Drawbacks to the current situation are the same as any situation involving NFS:
- Security is a joke
- Single über-powerful NFS filers present a SPOF
- Bigger and bigger filers get more and more expensive
- Forced to use proprietary and expensive ZFS on Solaris
- Backing up is becoming a problem as total dataset size becomes more than a tape backup system can really hold
- No tiering of storage. The whole dataset either goes on the fast disks or the slow disks
- NFS is old faithful
- Every operating system supports it, and usually pretty well
- NFS ipv6's like a champ
- It's already working
- Integrates well with pam, autofs, ldap
- Vendor, while expensive, is really good at fixing it
- ZFS allows 'thin provisioning' so that we can over subscribe.
- ZFS allows full nfsv4 acls to be used (This could also go in the drawbacks section because extended acls cause much pain)

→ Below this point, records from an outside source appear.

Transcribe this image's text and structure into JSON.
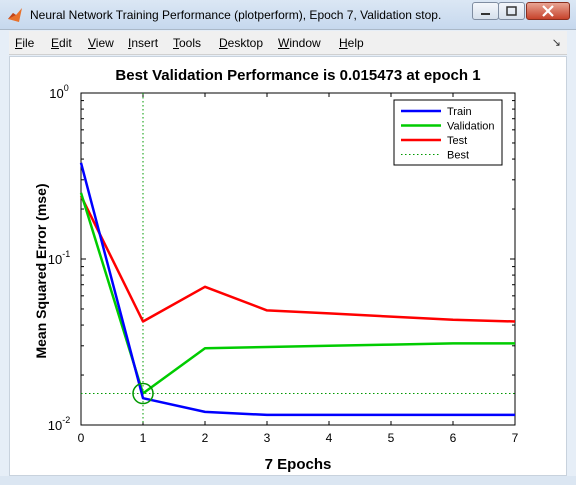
{
  "window": {
    "title": "Neural Network Training Performance (plotperform), Epoch 7, Validation stop.",
    "icon": "matlab-icon",
    "controls": [
      "minimize-icon",
      "maximize-icon",
      "close-icon"
    ]
  },
  "menu": {
    "items": [
      {
        "key": "F",
        "rest": "ile"
      },
      {
        "key": "E",
        "rest": "dit"
      },
      {
        "key": "V",
        "rest": "iew"
      },
      {
        "key": "I",
        "rest": "nsert"
      },
      {
        "key": "T",
        "rest": "ools"
      },
      {
        "key": "D",
        "rest": "esktop"
      },
      {
        "key": "W",
        "rest": "indow"
      },
      {
        "key": "H",
        "rest": "elp"
      }
    ],
    "dock_icon": "dock-arrow-icon",
    "dock_glyph": "↘"
  },
  "chart_data": {
    "type": "line",
    "title": "Best Validation Performance is 0.015473 at epoch 1",
    "xlabel": "7 Epochs",
    "ylabel": "Mean Squared Error  (mse)",
    "xlim": [
      0,
      7
    ],
    "ylim": [
      0.01,
      1
    ],
    "yscale": "log",
    "x_ticks": [
      0,
      1,
      2,
      3,
      4,
      5,
      6,
      7
    ],
    "y_ticks": [
      {
        "base": "10",
        "exp": "0",
        "value": 1
      },
      {
        "base": "10",
        "exp": "-1",
        "value": 0.1
      },
      {
        "base": "10",
        "exp": "-2",
        "value": 0.01
      }
    ],
    "grid": false,
    "legend_location": "top-right",
    "x": [
      0,
      1,
      2,
      3,
      4,
      5,
      6,
      7
    ],
    "series": [
      {
        "name": "Train",
        "color": "#0000ff",
        "values": [
          0.38,
          0.0145,
          0.012,
          0.0115,
          0.0115,
          0.0115,
          0.0115,
          0.0115
        ]
      },
      {
        "name": "Validation",
        "color": "#00cc00",
        "values": [
          0.25,
          0.0155,
          0.029,
          0.0295,
          0.03,
          0.0305,
          0.031,
          0.031
        ]
      },
      {
        "name": "Test",
        "color": "#ff0000",
        "values": [
          0.24,
          0.042,
          0.068,
          0.049,
          0.047,
          0.045,
          0.043,
          0.042
        ]
      }
    ],
    "best": {
      "name": "Best",
      "epoch": 1,
      "value": 0.015473,
      "color": "#009900",
      "line_style": "dotted"
    }
  }
}
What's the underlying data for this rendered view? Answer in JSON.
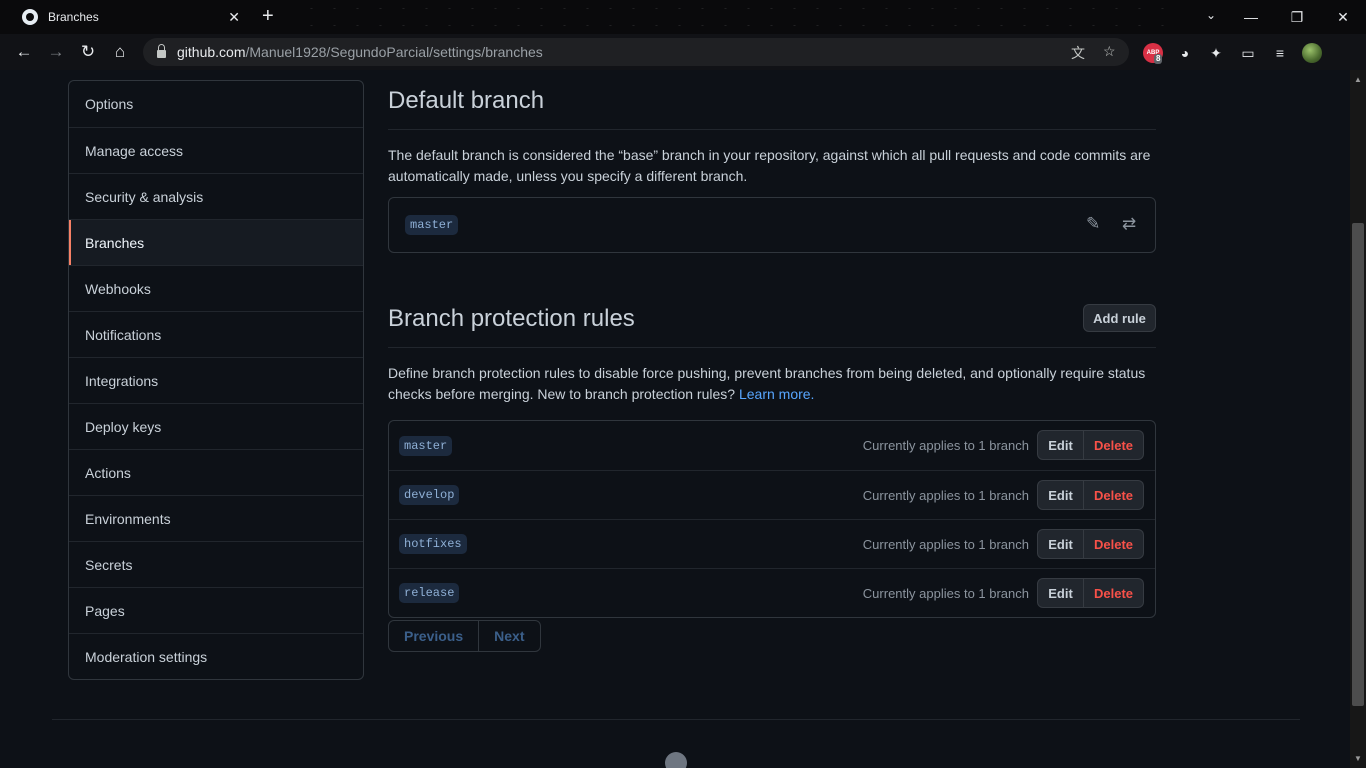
{
  "browser": {
    "tab_title": "Branches",
    "tab_close": "✕",
    "new_tab": "+",
    "url_host": "github.com",
    "url_path": "/Manuel1928/SegundoParcial/settings/branches",
    "extension_badge": "8",
    "extension_label": "ABP"
  },
  "sidebar": {
    "items": [
      {
        "label": "Options"
      },
      {
        "label": "Manage access"
      },
      {
        "label": "Security & analysis"
      },
      {
        "label": "Branches",
        "active": true
      },
      {
        "label": "Webhooks"
      },
      {
        "label": "Notifications"
      },
      {
        "label": "Integrations"
      },
      {
        "label": "Deploy keys"
      },
      {
        "label": "Actions"
      },
      {
        "label": "Environments"
      },
      {
        "label": "Secrets"
      },
      {
        "label": "Pages"
      },
      {
        "label": "Moderation settings"
      }
    ]
  },
  "default_branch": {
    "title": "Default branch",
    "description": "The default branch is considered the “base” branch in your repository, against which all pull requests and code commits are automatically made, unless you specify a different branch.",
    "branch": "master",
    "edit_icon": "pencil-icon",
    "switch_icon": "arrow-switch-icon"
  },
  "protection": {
    "title": "Branch protection rules",
    "add_rule_label": "Add rule",
    "description": "Define branch protection rules to disable force pushing, prevent branches from being deleted, and optionally require status checks before merging. New to branch protection rules?",
    "learn_more": "Learn more.",
    "rules": [
      {
        "branch": "master",
        "applies": "Currently applies to 1 branch",
        "edit": "Edit",
        "delete": "Delete"
      },
      {
        "branch": "develop",
        "applies": "Currently applies to 1 branch",
        "edit": "Edit",
        "delete": "Delete"
      },
      {
        "branch": "hotfixes",
        "applies": "Currently applies to 1 branch",
        "edit": "Edit",
        "delete": "Delete"
      },
      {
        "branch": "release",
        "applies": "Currently applies to 1 branch",
        "edit": "Edit",
        "delete": "Delete"
      }
    ],
    "pagination": {
      "previous": "Previous",
      "next": "Next"
    }
  },
  "colors": {
    "background": "#0d1117",
    "active_indicator": "#f78166",
    "link": "#58a6ff",
    "danger": "#f85149"
  }
}
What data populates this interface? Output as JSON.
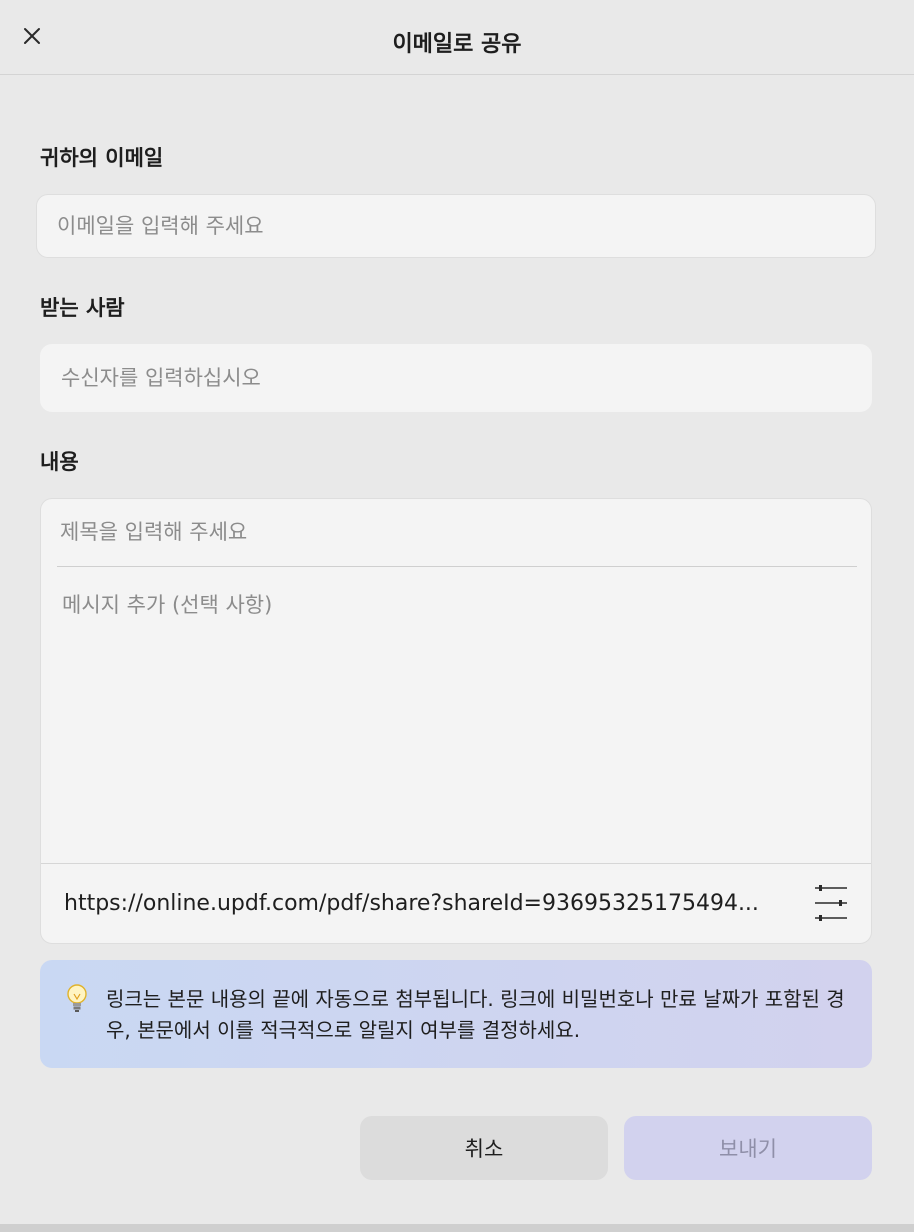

Some key advantages we hope to achieve with ceph:
- Replication of data at the ceph layer instead of RAID
- Tiering of disks/storage
- Setting different replication levels for different storage sets
The CephFS remote filesystem has capabilities roughly analogous to NFS. There is a single 'volume', it can be simultaneously mounted by multiple clients, it respects unix groups.
In the follow up posts to this one we will build out a test ceph cluster, build filesystems on it, mount them, and generally attempt to build feature parity with an NFS system.